Of course, I do have to add a qualifier here because it is not enough to be a great communicator. Receivers of messages are paying increasingly deeper attention to the authenticity and substance of the narrative being presented. Many firms have been caught out in the embarrassing situation of having spent more time and money on crafting and delivering messages audiences want to hear — for example around sustainability, diversity, AI-capability sets, and privacy — than on programs in these hot-button, snatched-from-the-headlines areas. The info-space is cluttered with tales of greenwashing, AI-washing, privacy-washing. You have to walk the talk for the talk to have impact.
Another mandatory adjective associated with CIO success is “knowledgeable” —and not just about the current internal IT environment, but also about the geopolitical-economic context, internal political/cultural dynamics, what the organization is capable of, and its appetite for risk and change, in addition to technological possibilities evolving and to come.
As Peter Drucker famously said, “Management is doing things right; leadership is doing the right things.”
Achieving that requires a wide range of knowledge, but for CIOs, the basic building blocks of tech know-how can’t be overlooked: data management, infrastructure and operations, telecommunications and networks, and information security and privacy. Twenty years ago, CIOs had to be knowledgeable about enterprise systems. Today, it’s all about data.
Or as Vince Kellen, the award-winning CIO at UC-San Diego who is thought to be at least two standard deviations ahead of typical CIO-ness, says, great CIOs, as a starting point, get “deep inside every aspect of the team formation of IT and the technology and the architecture of IT.”
And of course, the ingredients of the CIO knowledge set that create stock-price multiple value exponentialization are situational awareness, organizational/cultural Fingerspitzengefühl, and opportunity identification.
US Army General James H. Dickinson, commander of US Space Command, when speaking to students at the United States Army War College talked about situational awareness prioritizing the need to “understand the competition” and to be aware of “what our competitors are doing.” Simultaneous with stabilizing the internal IT resource, CIOs must remain aware of what their peers are doing.
Dick Dooley, a pioneer in crafting leadership development programs for IT executives as one of the forces behind the founding of the Society of Information Management (SIM), uses the phrase “collective uncertainty” to describe the general malaise surrounding much contemporary thinking about the future.
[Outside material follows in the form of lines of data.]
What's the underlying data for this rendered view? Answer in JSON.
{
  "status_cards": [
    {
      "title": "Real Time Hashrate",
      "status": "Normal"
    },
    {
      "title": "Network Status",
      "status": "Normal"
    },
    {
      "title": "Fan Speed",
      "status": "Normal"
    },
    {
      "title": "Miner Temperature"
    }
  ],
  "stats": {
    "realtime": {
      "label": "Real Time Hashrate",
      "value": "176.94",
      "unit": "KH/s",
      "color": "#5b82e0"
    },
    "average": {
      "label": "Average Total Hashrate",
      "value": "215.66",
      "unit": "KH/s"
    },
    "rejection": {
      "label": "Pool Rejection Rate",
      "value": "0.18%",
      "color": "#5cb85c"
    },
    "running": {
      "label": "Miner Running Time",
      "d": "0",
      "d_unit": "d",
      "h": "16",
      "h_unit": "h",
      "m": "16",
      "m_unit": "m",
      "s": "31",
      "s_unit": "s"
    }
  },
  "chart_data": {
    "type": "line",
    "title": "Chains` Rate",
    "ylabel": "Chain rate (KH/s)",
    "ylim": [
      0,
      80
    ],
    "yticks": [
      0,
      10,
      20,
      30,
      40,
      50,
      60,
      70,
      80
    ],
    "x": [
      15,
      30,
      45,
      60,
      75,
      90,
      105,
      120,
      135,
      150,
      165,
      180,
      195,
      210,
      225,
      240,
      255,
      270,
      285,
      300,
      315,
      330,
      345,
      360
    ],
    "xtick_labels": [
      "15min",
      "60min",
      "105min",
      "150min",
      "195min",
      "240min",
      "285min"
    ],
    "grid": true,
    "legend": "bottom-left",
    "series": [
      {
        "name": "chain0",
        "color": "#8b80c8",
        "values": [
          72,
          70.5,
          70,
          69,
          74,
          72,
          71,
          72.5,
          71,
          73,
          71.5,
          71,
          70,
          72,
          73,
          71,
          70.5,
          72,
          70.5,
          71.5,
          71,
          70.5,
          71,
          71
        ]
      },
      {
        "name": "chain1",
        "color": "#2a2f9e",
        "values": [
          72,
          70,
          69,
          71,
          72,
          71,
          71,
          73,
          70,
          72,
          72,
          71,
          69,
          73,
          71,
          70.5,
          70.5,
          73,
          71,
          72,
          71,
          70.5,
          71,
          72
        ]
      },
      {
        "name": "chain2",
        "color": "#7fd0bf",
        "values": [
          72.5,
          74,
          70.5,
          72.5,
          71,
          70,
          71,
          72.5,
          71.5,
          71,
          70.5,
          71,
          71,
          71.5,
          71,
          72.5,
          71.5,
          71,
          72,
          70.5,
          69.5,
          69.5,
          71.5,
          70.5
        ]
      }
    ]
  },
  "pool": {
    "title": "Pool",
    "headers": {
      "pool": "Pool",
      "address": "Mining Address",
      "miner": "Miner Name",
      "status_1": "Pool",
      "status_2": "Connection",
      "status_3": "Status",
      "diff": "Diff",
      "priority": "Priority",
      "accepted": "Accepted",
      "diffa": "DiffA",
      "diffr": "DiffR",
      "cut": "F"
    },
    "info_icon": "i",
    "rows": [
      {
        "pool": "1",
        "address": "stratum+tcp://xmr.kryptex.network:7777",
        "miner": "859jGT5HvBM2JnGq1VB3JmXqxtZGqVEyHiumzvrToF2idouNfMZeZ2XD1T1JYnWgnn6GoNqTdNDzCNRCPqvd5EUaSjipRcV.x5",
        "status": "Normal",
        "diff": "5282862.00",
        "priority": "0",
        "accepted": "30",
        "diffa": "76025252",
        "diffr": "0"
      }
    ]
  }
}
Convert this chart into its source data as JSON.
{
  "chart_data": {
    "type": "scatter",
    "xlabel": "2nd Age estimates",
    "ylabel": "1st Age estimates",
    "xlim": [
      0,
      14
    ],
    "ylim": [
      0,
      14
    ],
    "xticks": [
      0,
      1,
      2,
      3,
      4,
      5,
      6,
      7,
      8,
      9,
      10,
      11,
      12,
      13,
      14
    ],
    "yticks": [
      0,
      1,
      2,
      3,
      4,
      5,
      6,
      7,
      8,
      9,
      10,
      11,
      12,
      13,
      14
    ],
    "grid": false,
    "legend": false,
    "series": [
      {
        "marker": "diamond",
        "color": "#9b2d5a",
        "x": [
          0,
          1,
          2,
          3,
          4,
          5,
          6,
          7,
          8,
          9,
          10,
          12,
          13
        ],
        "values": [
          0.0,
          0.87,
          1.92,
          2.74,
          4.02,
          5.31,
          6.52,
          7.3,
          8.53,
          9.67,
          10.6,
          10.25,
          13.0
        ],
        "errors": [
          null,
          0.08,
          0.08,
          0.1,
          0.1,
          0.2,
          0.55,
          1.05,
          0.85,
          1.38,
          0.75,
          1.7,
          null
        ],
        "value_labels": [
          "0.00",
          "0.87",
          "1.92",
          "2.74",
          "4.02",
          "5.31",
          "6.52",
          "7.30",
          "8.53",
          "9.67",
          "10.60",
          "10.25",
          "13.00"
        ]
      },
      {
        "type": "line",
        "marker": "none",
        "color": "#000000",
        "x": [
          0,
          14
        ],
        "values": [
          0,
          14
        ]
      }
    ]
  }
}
Juxtaposed against Eliezer Yudkowsky’s absolute certainty that the end result of creating superhumanly smart AI is that “everyone on Earth will die” is the less strident assertion of CIOs moving forward in the AI-space that benefits will happen.
As a futurist I like to think that the true secret sauce of CIO success lies in being able to collaboratively craft a narrative describing a better future. I believe CIOs need to have a vision of what can be.
I was surprised at the end of my examination of adjectives essential to CIO success to discover that an apt metaphor for CIO greatness is gardening, as described by Dutch landscape designer Piet Oudolf. A gardener needs to have a picture in mind that “can translate into the ground.” A gardener needs to understand clearly “how the one plant [i.e., resource] will connect to the other.”